I've also slowed down my wine and mead making, so I have started to age the brews in carboy for longer. While I age in carboy, having a smaller area for oxygen to enter at the opening is preferred. Even though there is a bung or a closure, there is still going to be oxygen permeation, and the larger the opening, the greater the potential permeation.

Another reason is that I like to rack my wine under vacuum, and the Big Mouth Bubblers don't have a way that I'm aware of to rack safely under vacuum. I can rack from them under vacuum, but not to them, so having 1 in my case makes sense because of my limited use cycle.

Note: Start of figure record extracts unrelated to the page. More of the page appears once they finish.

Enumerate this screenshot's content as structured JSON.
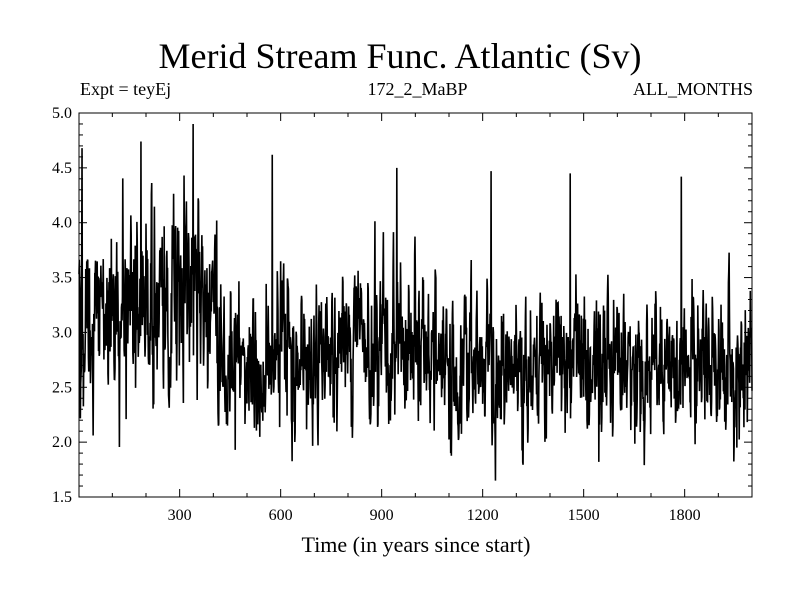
{
  "chart_data": {
    "type": "line",
    "title": "Merid Stream Func. Atlantic (Sv)",
    "subtitle_left": "Expt = teyEj",
    "subtitle_center": "172_2_MaBP",
    "subtitle_right": "ALL_MONTHS",
    "xlabel": "Time (in years since start)",
    "ylabel": "",
    "xlim": [
      1,
      2000
    ],
    "ylim": [
      1.5,
      5.0
    ],
    "xticks": [
      300,
      600,
      900,
      1200,
      1500,
      1800
    ],
    "xtick_labels": [
      "300",
      "600",
      "900",
      "1200",
      "1500",
      "1800"
    ],
    "yticks": [
      1.5,
      2.0,
      2.5,
      3.0,
      3.5,
      4.0,
      4.5,
      5.0
    ],
    "ytick_labels": [
      "1.5",
      "2.0",
      "2.5",
      "3.0",
      "3.5",
      "4.0",
      "4.5",
      "5.0"
    ],
    "series": [
      {
        "name": "Atlantic meridional stream function",
        "segments": [
          {
            "x_start": 1,
            "x_end": 130,
            "mean": 3.15,
            "std": 0.38
          },
          {
            "x_start": 130,
            "x_end": 410,
            "mean": 3.35,
            "std": 0.42
          },
          {
            "x_start": 410,
            "x_end": 560,
            "mean": 2.65,
            "std": 0.33
          },
          {
            "x_start": 560,
            "x_end": 1000,
            "mean": 2.85,
            "std": 0.35
          },
          {
            "x_start": 1000,
            "x_end": 2000,
            "mean": 2.72,
            "std": 0.34
          }
        ],
        "peaks": [
          {
            "x": 10,
            "y": 4.68
          },
          {
            "x": 185,
            "y": 4.74
          },
          {
            "x": 340,
            "y": 4.9
          },
          {
            "x": 575,
            "y": 4.62
          },
          {
            "x": 945,
            "y": 4.5
          },
          {
            "x": 1225,
            "y": 4.47
          },
          {
            "x": 1460,
            "y": 4.45
          },
          {
            "x": 1790,
            "y": 4.42
          }
        ],
        "troughs": [
          {
            "x": 465,
            "y": 1.93
          },
          {
            "x": 1105,
            "y": 1.9
          },
          {
            "x": 1545,
            "y": 1.82
          },
          {
            "x": 1680,
            "y": 1.79
          },
          {
            "x": 1955,
            "y": 1.95
          }
        ]
      }
    ]
  }
}
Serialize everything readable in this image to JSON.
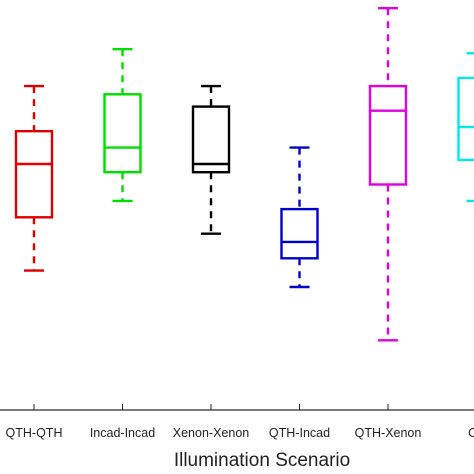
{
  "chart_data": {
    "type": "box",
    "xlabel": "Illumination Scenario",
    "ylabel": "",
    "title": "",
    "grid": false,
    "legend": "none",
    "categories": [
      "QTH-QTH",
      "Incad-Incad",
      "Xenon-Xenon",
      "QTH-Incad",
      "QTH-Xenon",
      "Ou"
    ],
    "ylim": [
      0,
      1
    ],
    "boxes": [
      {
        "category": "QTH-QTH",
        "color": "#dd0000",
        "min": 0.34,
        "q1": 0.47,
        "median": 0.6,
        "q3": 0.68,
        "max": 0.79
      },
      {
        "category": "Incad-Incad",
        "color": "#00dd00",
        "min": 0.51,
        "q1": 0.58,
        "median": 0.64,
        "q3": 0.77,
        "max": 0.88
      },
      {
        "category": "Xenon-Xenon",
        "color": "#000000",
        "min": 0.43,
        "q1": 0.58,
        "median": 0.6,
        "q3": 0.74,
        "max": 0.79
      },
      {
        "category": "QTH-Incad",
        "color": "#0000cc",
        "min": 0.3,
        "q1": 0.37,
        "median": 0.41,
        "q3": 0.49,
        "max": 0.64
      },
      {
        "category": "QTH-Xenon",
        "color": "#e000e0",
        "min": 0.17,
        "q1": 0.55,
        "median": 0.73,
        "q3": 0.79,
        "max": 0.98
      },
      {
        "category": "Ou",
        "color": "#00e8e8",
        "min": 0.51,
        "q1": 0.61,
        "median": 0.69,
        "q3": 0.81,
        "max": 0.87
      }
    ]
  }
}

However, Big Mouth Bubblers are great to clean and when you want to add bulky items! It's so much easier to fish out the oranges from my JAOM batches.
 
If you can put an airlock on them they could be used for "secondary" fermentation.
 
Yes, these have the hole in the lid for a bung to add the air lock.
Thanks for the info
 
Even with an airlock, you get permeation between the airlock and the bung, the bung and the carboy opening, and (in the case of the wide mouth) the carboy opening and the threaded closure. With a narrow neck carboy, you have fewer modes of permeation and a smaller surface area in contact with other materials to allow permeation. It's up to you if that's too many variables to try to control oxygen permeation, and how long you intend to keep your brew in your wide mouth. My day job is in pharmaceuticals, so I might think about it too much :)
 
I was under the impression (possibly erroneously) that the Fermonster and Big Mouth Bubbler are intended strictly for primary fermentation. Yes, you can put an airlock on them, but even if filled as full as is practical, you'd still have at least double the airspace you'd have in a normal carboy. Aging in a BMB through an extended maceration is practical, but beyond that I prefer to be in a nice solid glass carboy with as little head space as possible. As noted above, in addition to the implicit extra head space you also have to deal with air permeation through multiple points of contact over a much larger surface area related to the method of closure.